Paula Panich, a garden writer and writing teacher, lives in Los Angeles and in Idyllwild, California, where she rents a writing shack in the woods, barely disguised from its origins as a 1941 mail-order garage from Sears. She has recently fallen in love with the volcanic rock, grasses, lichens, and mosses of Iceland.
Craig Latker attended the University of California at Davis and Berkeley, receiving a degree in Landscape Architecture from Berkeley in 1983. He has over 20 years experience working as a landscape designer.
He has worked at a large interior landscape installation company and a boutique landscape design firm specializing in large estates and country homes. Seven years ago he founded Latker Design Solutions, where he specializes in residential projects of varying size. Craig has expertise in a wide range of design styles — from classic Provencal and English cottage, to mid-century modern, to ultra contemporary.
Craig is also a professional illustrator and designer, and has done work for non-profit organizations and publications such as Pacific Horticulture, the Nature Conservancy, Strybing Arboretum, and the University of California at Davis.
Robert D Raabe is Professor Emeritus of Plant Pathology at University of California, Berkeley. He introduced a faster method of composting was commonly known as the “Berkeley method” or “fast composting”, this method produces finished compost in as little as 14 to 21 days. He is also the author of The Ortho Home Gardener’s Problem Solver.

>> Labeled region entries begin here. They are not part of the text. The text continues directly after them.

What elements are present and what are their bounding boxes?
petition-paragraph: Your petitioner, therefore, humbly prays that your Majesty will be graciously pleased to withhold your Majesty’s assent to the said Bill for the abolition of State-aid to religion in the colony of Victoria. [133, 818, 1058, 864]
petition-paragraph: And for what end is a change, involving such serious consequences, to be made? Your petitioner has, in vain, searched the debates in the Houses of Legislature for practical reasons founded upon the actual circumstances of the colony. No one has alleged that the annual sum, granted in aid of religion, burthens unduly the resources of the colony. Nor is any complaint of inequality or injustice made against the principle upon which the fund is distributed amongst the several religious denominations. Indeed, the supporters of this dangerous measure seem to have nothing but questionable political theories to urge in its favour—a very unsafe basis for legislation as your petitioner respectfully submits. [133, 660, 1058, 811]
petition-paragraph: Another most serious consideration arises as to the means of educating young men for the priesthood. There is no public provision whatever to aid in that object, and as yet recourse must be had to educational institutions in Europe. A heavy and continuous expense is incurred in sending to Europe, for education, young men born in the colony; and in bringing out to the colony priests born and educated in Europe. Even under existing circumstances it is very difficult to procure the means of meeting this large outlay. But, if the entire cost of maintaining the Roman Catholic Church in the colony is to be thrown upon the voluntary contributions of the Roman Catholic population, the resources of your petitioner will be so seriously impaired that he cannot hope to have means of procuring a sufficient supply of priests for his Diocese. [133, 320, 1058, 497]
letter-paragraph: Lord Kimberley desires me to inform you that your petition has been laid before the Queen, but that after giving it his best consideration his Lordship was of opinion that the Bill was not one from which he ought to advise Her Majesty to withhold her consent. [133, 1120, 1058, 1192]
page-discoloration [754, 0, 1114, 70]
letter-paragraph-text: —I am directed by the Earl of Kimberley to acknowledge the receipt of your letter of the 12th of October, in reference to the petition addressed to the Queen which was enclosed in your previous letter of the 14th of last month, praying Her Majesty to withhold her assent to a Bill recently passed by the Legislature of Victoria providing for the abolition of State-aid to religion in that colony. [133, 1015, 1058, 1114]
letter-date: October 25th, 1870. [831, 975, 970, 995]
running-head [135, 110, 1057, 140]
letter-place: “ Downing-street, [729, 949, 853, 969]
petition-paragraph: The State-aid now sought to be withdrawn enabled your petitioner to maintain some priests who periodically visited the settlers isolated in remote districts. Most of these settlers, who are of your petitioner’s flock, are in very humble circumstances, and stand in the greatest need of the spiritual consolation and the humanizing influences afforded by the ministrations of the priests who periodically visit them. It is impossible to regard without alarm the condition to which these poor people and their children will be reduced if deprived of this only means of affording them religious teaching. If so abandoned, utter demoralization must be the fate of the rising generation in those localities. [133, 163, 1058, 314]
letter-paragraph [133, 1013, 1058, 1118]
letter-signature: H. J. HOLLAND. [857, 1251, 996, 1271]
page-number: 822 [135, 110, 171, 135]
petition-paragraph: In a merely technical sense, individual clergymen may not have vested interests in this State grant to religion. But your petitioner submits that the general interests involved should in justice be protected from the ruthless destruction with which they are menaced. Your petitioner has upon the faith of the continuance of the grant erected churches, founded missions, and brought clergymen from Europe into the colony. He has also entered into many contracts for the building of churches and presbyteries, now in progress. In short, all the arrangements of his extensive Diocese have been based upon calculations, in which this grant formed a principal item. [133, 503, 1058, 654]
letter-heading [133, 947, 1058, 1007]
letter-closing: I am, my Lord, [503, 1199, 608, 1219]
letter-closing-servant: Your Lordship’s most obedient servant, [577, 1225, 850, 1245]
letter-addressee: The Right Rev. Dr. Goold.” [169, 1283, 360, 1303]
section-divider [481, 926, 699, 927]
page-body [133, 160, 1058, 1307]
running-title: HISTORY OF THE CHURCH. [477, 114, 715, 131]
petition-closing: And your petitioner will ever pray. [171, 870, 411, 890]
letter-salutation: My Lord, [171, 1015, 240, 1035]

Debra Prinzing is the author of six books including The 50 Mile Bouquet: Local, Seasonal and Sustainable Flowers (St. Lynn’s Press, April 2012), created with Seattle photographer David Perry. Her feature stories on architecture and design appear regularly in the Los Angeles Times’ Home section. Debra’s new book, a solo project called slow flowers: Four Seasons of Locally Grown Bouquets from the Garden, Meadow and Farm, also from St. Lynn’s Press, will be published in February 2013. www.debraprinzing.com.
Frederique Lavoipierre is the volunteer manager at Santa Barbara Botanic Garden. She also teaches classes and workshops on many aspects of sustainable landscaping, including ecological principles, habitat gardens, beneficial insects, soil ecology, fresh-water ecology, and aquatic invertebrates.
Nan Sterman, a garden communicator, designer, and coach, lives in Encinitas, California. Her television show, “A Growing Passion,” newspaper and magazine articles have won awards from the Garden Writers Association. She is a founding board member of APLD San Diego, the author of California Gardener’s Guide, Volume II, and coauthor of Waterwise Plants for the Southwest. Her website is www.PlantSoup.com.
Bob Lilly is one of the original designers of the Northwest Perennial Alliance Borders at the Bellevue Botanical Garden. By day, he is a sales representative for several major nurseries in the Pacific Northwest. He also maintains the gardens at the houseboat community where he lives on Lake Union.
Richard G Turner Jr is the editor emeritus of Pacific Horticulture. After receiving degrees in architecture and landscape architecture from the University of Michigan more than thirty years ago, he escaped to California, where he has worked in the fields of garden design, public garden education and administration, and garden publishing. His small, chemical-free San Francisco garden provides habitat for wildlife while serving as a test ground for mediterranean-climate plants.